On peut discerner les prémices d’une transformation des principes de responsabilité à travers la doctrine du patronage par laquelle les employeurs ont voulu légitimer leurs pouvoirs en lui donnant un caractère familial dogmatique. Cette doctrine a consisté, en l’occurrence, à créer des caisses de secours pour venir en aide aux ouvriers victimes d’accident, et plus largement des avantages sociaux de toute nature aux bénéfices des employés méritants et fidèles. Le fondement de ce patronage résidait dans une maxime selon laquelle « toute supériorité oblige », selon l’expression forgée par F. EWALD, que l’on peut valablement assimiler à l’« axiome d’investissement » dont on a vu l’importance dans le modèle conventionnaliste d’autorité décrit dans la première partie. Cette réponse n’a, toutefois, pas été plus satisfaisante du fait des liens domestiques qu’elle sous-tendait, entraînant une sujétion personnelle trop directement antinomique avec les valeurs démocratiques. En particulier, c’est le contrôle patronal de ces instruments de la solidarité qui a été rejeté violemment lors de la crise du patronage de la fin du 19ème siècle. Les salariés, cotisant obligatoirement à des caisses gérées par l’employeur, devaient, effectivement, renoncer à la possibilité d’ester en justice pour en bénéficier. Une « clause de déchéance » similaire est d’ailleurs au cœur de la grande affaire rapportée par A. COTTEREAU qui va contribuer à dénouer ce « conflit des responsabilités » et parallèlement, à instaurer un lien de subordination.

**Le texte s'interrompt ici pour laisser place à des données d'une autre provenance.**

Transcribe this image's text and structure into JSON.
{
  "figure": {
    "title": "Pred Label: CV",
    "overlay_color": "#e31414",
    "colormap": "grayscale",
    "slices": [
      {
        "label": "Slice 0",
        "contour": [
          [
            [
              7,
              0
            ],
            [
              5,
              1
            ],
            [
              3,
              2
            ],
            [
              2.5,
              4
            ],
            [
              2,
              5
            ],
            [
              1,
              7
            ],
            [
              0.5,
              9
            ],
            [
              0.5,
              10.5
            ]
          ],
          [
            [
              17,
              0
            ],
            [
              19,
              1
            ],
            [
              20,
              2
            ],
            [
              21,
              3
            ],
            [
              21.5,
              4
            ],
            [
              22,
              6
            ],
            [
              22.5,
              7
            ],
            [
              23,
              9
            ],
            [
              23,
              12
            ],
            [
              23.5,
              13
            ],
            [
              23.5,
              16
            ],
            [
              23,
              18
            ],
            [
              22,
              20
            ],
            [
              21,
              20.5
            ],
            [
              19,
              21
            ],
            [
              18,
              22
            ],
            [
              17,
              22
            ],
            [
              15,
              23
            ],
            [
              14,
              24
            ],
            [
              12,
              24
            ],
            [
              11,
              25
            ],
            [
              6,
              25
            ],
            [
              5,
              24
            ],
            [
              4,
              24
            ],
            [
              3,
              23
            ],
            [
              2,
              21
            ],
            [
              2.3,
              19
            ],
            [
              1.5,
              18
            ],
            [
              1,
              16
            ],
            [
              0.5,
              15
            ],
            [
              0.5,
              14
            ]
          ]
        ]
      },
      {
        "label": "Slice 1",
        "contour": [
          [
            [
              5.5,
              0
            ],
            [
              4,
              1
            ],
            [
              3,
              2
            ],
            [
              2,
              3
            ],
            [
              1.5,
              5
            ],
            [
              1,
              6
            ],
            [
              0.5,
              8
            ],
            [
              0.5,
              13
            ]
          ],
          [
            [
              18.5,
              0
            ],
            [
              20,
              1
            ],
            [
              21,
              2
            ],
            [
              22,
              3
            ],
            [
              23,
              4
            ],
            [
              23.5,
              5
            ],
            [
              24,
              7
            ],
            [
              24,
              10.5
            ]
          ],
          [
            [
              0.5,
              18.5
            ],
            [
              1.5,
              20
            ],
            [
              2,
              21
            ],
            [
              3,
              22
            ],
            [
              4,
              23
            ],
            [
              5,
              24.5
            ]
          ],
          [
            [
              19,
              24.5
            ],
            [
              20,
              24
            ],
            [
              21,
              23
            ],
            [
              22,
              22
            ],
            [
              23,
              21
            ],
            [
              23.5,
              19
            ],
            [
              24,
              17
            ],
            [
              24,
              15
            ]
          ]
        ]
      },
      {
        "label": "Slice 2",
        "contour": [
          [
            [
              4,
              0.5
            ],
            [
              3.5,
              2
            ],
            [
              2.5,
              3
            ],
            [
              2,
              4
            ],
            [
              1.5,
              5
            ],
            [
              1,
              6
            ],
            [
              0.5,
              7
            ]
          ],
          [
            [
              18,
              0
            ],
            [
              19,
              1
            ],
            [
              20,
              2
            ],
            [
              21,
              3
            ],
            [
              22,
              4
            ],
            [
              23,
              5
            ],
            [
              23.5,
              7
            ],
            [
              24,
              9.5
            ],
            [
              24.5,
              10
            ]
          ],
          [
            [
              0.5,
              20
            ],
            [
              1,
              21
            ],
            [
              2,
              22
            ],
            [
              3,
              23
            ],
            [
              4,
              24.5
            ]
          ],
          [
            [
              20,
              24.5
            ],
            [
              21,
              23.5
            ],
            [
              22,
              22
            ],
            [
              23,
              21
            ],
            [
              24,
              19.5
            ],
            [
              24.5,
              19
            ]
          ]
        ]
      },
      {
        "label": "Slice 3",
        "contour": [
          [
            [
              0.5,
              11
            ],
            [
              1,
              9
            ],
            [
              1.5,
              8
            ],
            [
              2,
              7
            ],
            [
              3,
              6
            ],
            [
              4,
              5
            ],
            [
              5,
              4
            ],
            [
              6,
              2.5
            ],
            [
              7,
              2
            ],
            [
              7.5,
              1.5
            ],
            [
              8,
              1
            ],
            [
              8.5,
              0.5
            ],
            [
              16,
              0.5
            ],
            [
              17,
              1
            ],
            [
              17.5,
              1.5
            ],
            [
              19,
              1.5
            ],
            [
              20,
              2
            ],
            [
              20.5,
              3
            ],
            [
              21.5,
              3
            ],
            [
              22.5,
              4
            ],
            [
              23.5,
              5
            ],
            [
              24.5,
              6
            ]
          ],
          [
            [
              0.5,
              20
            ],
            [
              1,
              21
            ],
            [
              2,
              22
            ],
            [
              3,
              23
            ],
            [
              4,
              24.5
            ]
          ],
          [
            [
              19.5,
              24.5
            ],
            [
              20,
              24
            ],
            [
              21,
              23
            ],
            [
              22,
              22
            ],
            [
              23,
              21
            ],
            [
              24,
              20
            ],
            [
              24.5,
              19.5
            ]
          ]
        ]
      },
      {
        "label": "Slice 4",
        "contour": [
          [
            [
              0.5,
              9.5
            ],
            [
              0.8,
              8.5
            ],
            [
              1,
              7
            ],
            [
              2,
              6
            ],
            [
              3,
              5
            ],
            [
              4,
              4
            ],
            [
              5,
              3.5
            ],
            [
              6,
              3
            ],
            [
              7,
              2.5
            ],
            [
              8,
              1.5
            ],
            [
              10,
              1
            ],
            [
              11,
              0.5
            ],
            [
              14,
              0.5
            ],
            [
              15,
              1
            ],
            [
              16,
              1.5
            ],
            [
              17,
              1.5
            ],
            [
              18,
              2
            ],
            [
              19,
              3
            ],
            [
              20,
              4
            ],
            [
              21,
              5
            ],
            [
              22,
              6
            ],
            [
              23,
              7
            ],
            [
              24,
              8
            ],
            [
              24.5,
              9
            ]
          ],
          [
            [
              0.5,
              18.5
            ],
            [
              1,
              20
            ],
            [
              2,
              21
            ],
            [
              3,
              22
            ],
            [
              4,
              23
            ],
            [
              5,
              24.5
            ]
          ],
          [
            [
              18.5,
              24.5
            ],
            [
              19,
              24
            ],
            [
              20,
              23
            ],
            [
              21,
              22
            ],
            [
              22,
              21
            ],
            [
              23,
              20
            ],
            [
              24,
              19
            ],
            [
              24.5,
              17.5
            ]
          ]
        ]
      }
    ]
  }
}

Cette affaire est concernée en son cœur par l’affirmation selon laquelle ces protections accordées aux salariés sont des droits pour ceux-ci, dont l’avers est constitué par les devoirs pour les patrons. Et si ces devoirs sont institués, c’est du fait que l’entreprise constitue un ordre hiérarchique qui mêle subordination et protection. En leur sein, les individus reçoivent un statut qui ne résulte pas seulement d’un contrat comme accord de volontés autonomes entre partenaires égaux. Le contrat de travail est venu en 1901, objectiver ces nouvelles représentations, en se substituant aux contrats de louage du Code Civil. Un Code du travail est né également en ce début du 20ème siècle, en tant que source de Droit indépendante et atypique dans l’édifice juridique français, au sein duquel se sont développés un ensemble de réglementations des relations de travail. Cette représentation de devoirs de protection constitutifs du statut d’employeur est également une grille de lecture apte à rendre compte des projets législatifs de la fin du 19ème siècle ayant abouti à la loi sur les accidents du travail de 1898. Les principes d’un « régime statutaire de responsabilité » sont posés avec cette loi qui instaure un prélèvement de cotisations obligatoires pour l’employeur, mutualisées afin de permettre une indemnisation des salariés victimes d’accident du travail - indemnisation calculée forfaitairement sur la base de leur rémunération salariale, ce qui indique là encore la constitution d’un statut de salarié. Aux antipodes du régime libéral, la responsabilité est collective et non fautive, « statutaire » pour tout dire.

Ces principes se sont donnés à voir dans la construction des édifices contemporains de protection sociale qui ont étendu l’application de ce nouveau régime de responsabilité à d’autres risques sociaux. On les retrouve également au sein même de la structure hiérarchique des organisations productives, en reliant très étroitement niveau hiérarchique et responsabilité. Pour les niveaux les plus élevés, l’attribution de pouvoir décisionnel plus large, et en particulier de commandement à des subordonnés, est accompagnée d’une charge de responsabilités étendues, en particulier du fait des actions de leurs subordonnés - ce qui entraîne une décharge de responsabilité des niveaux hiérarchiques inférieurs. C’est en cohérence avec notre présentation théorique de l’ordre hiérarchique légitime comme support à des relations d’autorité. On observe à d’autres endroits une congruence entre les dispositifs institutionnels qui se mettent en place et notre modèle conventionnaliste de l’autorité.